Matt’s jaw pops open like he’s offended by the fact that the hypothetical scenario Karen’s created isn’t the one he wants. “You’re not saying Kal’s bad cop.” He picks Kal up and says, “He doesn’t have a malicious bone in his body, do you Kal?” Karen saves the cat baby talk to a mental folder of Matt blackmail for later. Definitely not bad cop.
“Kal likes to play sweet with guests, but he’s actually a dick.”
Matt sets Kal back down on the ground so he can scurry away and maybe tear up another one of Karen’s shirts.
“You love him.”
“Nope.”
Matt laughs in the way he does when he can tell Karen is lying. “You’re so full of shit.”
—
“What do you want?”
Kal’s eyes stare at her from the end of the hallway– beady, shrouded in shadow. It’s ominous, kind of like the cat from Pet Sematary . It is way too late for Karen to be thinking about Stephen King.

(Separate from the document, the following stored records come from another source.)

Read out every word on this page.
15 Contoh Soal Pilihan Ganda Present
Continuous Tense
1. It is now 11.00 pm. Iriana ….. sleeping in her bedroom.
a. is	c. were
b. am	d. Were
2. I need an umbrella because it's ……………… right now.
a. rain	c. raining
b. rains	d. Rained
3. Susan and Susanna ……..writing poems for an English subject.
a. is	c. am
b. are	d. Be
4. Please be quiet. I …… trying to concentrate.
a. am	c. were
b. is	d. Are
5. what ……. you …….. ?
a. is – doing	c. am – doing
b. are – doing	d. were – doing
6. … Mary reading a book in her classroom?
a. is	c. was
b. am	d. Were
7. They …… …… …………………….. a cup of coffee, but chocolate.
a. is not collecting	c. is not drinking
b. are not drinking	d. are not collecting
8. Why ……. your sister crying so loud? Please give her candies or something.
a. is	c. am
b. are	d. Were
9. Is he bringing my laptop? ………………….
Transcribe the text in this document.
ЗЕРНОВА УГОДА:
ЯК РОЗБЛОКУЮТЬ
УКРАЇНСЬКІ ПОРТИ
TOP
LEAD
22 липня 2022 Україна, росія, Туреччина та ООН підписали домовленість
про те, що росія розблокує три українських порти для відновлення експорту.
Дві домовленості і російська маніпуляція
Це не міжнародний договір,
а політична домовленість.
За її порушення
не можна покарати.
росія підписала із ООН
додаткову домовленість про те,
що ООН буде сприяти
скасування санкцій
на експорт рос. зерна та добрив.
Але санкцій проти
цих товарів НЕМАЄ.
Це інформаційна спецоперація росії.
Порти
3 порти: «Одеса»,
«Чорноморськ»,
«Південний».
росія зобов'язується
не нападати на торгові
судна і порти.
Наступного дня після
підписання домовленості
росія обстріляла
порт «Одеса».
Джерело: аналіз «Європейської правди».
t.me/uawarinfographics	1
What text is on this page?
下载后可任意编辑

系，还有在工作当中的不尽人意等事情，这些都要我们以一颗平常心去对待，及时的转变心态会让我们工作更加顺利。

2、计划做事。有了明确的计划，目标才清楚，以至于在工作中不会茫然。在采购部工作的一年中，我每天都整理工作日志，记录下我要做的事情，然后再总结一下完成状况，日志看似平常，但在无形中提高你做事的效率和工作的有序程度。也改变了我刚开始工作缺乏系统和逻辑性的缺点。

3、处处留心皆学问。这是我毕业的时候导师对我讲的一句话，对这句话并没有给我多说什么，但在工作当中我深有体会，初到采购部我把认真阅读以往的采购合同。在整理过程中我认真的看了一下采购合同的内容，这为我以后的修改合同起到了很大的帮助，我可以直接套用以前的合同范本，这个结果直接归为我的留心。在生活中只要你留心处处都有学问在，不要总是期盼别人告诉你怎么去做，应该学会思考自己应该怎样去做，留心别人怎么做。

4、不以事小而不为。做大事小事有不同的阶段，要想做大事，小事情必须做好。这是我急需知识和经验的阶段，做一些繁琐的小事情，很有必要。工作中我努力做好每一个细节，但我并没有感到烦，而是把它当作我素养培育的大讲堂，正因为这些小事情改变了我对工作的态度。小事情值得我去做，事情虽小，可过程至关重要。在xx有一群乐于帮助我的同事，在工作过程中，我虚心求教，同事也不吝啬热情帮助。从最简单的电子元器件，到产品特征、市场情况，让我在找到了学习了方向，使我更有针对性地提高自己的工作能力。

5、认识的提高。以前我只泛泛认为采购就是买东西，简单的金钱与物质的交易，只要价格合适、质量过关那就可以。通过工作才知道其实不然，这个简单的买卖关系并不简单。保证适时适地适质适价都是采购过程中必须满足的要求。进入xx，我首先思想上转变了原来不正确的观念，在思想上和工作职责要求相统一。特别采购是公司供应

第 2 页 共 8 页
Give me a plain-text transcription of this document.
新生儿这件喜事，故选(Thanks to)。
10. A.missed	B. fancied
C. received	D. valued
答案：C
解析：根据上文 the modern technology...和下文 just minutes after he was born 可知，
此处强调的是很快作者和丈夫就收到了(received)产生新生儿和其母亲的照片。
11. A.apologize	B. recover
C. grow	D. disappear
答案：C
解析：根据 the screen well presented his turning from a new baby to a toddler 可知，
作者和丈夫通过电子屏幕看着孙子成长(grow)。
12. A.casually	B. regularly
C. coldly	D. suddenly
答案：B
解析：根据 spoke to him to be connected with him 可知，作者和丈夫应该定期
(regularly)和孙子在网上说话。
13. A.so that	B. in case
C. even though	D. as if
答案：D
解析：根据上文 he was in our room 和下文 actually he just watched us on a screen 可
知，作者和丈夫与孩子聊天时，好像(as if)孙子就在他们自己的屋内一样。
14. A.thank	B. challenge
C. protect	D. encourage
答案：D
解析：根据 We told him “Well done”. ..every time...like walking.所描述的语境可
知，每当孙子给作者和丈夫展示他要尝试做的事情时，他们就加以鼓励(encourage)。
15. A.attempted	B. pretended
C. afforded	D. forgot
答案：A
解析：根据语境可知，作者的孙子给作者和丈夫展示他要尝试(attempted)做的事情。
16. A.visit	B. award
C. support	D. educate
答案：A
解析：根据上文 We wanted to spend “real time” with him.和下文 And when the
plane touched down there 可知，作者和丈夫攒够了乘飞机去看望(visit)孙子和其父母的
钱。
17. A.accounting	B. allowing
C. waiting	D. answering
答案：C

“Don’t tell me you want to eat. It’s like three am.” Three twenty six to be exact. Karen’s vision is blurry from staring at her laptop screen for so long, and the words are starting to blend together at this point. Still, she’s not nearly as close to finished as she hoped she would be.
Kal jumps up onto the empty couch space by her torso, climbs onto her stomach and makes Karen wheeze when he finds all the worst places to step. When he’s curled up and settled, Karen can barely see her laptop screen over the mound of fur. She doesn’t kick him off.
—
The doorknob rattles when Karen tries to unlock it.
Kal must be able to hear it. He’s always waiting on the other side.
—
“You have a bed,” Karen whines. Kal gets his feet all over her neck, steps on her windpipe and lies across her face when she’s trying to drift off. “I put a lot of research into that bed,” she mumbles.
Cal gives her a look in the darkness that says, Didn't ask. Don’t care. His bed remains abandoned on her bedroom floor.
Karen doesn’t know how it is exactly, when she’s got someone actively trying to suffocate her, but she sleeps a little easier.